Invidia vem de videre. (...) [A inveja] faz empalidecer o sujeito diante do quê? - diante da imagem de uma completude que se refecha, e do fato de que o a minúsculo, o a separado ao qual ele se suspende, poder ser para um outro a possessão com que este se satisfaz (...). 4

A completude não deixa de ser uma marca do silêncio, do silêncio do sujeito. Acho que podemos ver isso em nossa clínica cotidiana quando nos percebemos diante de pacientes cujo discurso insiste ou em manter “tudo em ordem” (ou seja, sem falta) ou em apontar justamente para a falha que, como sabemos, não é possível de ser suturada.
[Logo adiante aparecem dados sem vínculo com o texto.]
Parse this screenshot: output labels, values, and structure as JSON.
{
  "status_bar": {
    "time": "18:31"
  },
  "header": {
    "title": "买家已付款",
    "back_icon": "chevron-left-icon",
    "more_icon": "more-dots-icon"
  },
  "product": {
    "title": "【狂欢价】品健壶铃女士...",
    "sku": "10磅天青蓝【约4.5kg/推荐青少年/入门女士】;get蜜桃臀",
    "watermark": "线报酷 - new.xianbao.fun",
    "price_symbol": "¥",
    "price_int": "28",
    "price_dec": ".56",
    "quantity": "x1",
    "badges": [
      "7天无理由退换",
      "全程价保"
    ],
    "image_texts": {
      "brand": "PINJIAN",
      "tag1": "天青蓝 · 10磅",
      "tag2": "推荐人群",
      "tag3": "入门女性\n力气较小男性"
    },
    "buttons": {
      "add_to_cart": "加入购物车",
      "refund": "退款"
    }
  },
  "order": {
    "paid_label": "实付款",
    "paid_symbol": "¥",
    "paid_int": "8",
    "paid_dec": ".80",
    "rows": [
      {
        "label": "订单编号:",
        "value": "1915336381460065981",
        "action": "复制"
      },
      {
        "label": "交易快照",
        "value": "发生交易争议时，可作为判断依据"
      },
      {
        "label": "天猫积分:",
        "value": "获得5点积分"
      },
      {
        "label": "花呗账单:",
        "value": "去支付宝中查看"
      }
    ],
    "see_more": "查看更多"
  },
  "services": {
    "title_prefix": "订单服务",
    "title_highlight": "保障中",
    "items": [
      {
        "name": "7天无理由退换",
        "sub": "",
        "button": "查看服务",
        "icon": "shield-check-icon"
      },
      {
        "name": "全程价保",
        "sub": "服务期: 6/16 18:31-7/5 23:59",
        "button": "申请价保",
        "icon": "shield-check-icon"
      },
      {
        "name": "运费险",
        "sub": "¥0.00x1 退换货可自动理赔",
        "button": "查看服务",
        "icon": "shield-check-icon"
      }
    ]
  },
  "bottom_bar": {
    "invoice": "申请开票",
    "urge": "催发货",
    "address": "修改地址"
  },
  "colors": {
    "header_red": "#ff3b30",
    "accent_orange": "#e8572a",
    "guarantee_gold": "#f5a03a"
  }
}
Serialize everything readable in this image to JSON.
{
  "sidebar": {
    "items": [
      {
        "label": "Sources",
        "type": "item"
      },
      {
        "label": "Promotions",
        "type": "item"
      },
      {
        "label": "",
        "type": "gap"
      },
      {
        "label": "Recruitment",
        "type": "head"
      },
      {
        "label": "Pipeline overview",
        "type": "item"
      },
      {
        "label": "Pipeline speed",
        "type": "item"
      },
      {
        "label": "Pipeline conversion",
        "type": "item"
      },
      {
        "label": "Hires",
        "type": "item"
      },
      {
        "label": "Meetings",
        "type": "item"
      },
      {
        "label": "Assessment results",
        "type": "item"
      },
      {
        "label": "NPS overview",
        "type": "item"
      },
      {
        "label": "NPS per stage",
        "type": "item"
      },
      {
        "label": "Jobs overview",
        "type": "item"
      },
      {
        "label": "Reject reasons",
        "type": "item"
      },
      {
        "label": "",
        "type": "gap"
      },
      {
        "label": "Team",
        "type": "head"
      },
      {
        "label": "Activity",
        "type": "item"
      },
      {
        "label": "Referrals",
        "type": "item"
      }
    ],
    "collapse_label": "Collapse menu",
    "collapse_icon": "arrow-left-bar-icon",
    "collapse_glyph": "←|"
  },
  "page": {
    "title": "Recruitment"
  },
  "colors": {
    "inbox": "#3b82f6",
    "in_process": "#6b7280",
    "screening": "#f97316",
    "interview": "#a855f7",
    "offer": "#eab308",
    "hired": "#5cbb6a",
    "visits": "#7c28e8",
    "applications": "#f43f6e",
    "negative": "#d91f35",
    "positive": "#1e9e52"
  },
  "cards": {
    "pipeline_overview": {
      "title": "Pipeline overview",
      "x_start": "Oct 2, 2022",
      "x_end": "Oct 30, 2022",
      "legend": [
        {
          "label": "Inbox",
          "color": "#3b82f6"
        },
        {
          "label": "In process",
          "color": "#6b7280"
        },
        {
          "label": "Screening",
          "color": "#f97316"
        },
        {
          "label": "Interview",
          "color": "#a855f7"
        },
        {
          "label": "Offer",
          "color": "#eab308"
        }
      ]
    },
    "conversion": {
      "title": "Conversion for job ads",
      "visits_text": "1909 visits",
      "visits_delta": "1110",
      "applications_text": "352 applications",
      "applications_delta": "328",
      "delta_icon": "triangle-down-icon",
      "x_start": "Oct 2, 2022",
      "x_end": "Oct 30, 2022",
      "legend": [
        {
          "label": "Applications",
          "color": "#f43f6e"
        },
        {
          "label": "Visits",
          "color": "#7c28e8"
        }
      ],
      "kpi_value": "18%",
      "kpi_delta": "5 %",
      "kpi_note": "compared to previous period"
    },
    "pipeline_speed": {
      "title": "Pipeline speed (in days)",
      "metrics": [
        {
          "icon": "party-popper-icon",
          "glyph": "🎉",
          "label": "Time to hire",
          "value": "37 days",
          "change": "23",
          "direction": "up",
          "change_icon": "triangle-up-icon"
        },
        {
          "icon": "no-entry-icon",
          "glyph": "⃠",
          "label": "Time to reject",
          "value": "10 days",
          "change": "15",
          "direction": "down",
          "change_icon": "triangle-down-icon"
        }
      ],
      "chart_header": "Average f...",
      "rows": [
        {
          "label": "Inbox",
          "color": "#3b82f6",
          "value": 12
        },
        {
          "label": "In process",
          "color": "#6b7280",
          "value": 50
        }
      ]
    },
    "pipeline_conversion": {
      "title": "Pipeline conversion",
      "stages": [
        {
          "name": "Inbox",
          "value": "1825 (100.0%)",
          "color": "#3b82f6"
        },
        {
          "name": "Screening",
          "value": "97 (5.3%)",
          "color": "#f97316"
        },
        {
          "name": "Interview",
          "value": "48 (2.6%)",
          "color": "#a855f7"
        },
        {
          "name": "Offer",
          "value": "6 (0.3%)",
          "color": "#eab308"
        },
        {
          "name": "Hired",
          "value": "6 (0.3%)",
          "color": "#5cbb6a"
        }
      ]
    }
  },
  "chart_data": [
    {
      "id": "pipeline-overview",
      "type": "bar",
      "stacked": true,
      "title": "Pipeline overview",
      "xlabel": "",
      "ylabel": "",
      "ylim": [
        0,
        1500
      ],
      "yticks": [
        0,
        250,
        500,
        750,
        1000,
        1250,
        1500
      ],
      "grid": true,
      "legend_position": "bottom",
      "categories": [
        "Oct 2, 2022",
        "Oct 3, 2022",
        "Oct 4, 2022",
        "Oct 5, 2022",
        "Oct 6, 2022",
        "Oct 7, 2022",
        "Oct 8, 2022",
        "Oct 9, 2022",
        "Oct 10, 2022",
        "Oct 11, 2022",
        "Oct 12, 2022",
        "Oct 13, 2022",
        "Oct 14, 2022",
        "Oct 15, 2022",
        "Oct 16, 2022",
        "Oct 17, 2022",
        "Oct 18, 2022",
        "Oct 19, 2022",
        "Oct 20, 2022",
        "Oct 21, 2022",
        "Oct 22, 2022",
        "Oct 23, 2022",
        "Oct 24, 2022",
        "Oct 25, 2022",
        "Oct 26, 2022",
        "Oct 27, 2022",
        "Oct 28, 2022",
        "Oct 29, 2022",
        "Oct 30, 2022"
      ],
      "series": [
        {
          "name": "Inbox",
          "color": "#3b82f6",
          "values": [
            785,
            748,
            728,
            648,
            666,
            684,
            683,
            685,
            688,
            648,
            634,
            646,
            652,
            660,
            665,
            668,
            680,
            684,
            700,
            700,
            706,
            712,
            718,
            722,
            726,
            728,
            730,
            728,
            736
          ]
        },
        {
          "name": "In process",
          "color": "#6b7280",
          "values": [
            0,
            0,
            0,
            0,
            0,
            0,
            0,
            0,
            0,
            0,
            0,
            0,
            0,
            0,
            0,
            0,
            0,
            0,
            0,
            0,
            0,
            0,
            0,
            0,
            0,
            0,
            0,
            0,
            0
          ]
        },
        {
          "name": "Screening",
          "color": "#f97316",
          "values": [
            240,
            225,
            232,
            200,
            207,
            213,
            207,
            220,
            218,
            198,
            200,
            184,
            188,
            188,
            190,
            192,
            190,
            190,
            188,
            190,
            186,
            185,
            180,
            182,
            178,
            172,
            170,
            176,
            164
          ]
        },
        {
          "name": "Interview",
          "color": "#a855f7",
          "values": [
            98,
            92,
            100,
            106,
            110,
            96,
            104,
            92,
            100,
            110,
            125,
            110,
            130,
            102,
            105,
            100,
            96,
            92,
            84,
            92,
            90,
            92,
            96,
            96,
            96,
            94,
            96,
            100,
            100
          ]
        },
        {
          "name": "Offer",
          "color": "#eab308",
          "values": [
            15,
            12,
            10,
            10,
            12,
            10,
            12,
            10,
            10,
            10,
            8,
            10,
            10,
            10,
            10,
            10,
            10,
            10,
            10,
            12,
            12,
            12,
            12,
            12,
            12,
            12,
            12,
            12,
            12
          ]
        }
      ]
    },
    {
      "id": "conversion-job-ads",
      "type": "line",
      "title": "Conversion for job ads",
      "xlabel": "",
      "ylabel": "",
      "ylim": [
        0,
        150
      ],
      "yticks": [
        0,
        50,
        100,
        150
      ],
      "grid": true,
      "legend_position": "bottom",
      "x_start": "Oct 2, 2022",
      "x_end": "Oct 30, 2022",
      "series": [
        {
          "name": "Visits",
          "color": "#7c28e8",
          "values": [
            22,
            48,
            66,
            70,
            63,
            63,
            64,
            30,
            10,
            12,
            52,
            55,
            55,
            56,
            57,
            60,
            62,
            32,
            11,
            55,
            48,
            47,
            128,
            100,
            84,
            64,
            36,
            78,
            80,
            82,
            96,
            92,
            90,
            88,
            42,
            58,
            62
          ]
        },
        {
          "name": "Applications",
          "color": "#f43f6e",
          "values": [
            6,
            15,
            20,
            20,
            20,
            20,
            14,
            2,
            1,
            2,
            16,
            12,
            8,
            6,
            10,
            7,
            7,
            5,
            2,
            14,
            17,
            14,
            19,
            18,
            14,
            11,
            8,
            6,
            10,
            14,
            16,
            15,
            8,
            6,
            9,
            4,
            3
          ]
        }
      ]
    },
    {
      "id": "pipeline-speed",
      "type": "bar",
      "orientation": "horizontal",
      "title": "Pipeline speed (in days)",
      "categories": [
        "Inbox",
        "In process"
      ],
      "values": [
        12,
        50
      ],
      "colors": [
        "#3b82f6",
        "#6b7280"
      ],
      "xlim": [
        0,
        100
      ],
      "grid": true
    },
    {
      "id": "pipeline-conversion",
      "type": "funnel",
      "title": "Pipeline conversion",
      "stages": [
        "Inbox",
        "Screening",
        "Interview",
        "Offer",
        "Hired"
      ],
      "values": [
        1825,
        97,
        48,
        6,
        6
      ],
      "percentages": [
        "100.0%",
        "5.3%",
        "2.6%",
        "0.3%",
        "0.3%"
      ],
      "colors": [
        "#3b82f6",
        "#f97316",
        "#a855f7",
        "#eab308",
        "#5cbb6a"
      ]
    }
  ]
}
São duas formas de fixação do olhar em uma cena que não desliza, sendo necessária a intervenção simbólica, ou seja, o advento da potência da palavra, para que a narrativa siga adiante - para que um segundo tempo possa se desenrolar através da abertura de um ponto de fuga na cena. Afinal, não seria a perspectiva justamente uma das formas de o objeto olhar cair, desprender-se?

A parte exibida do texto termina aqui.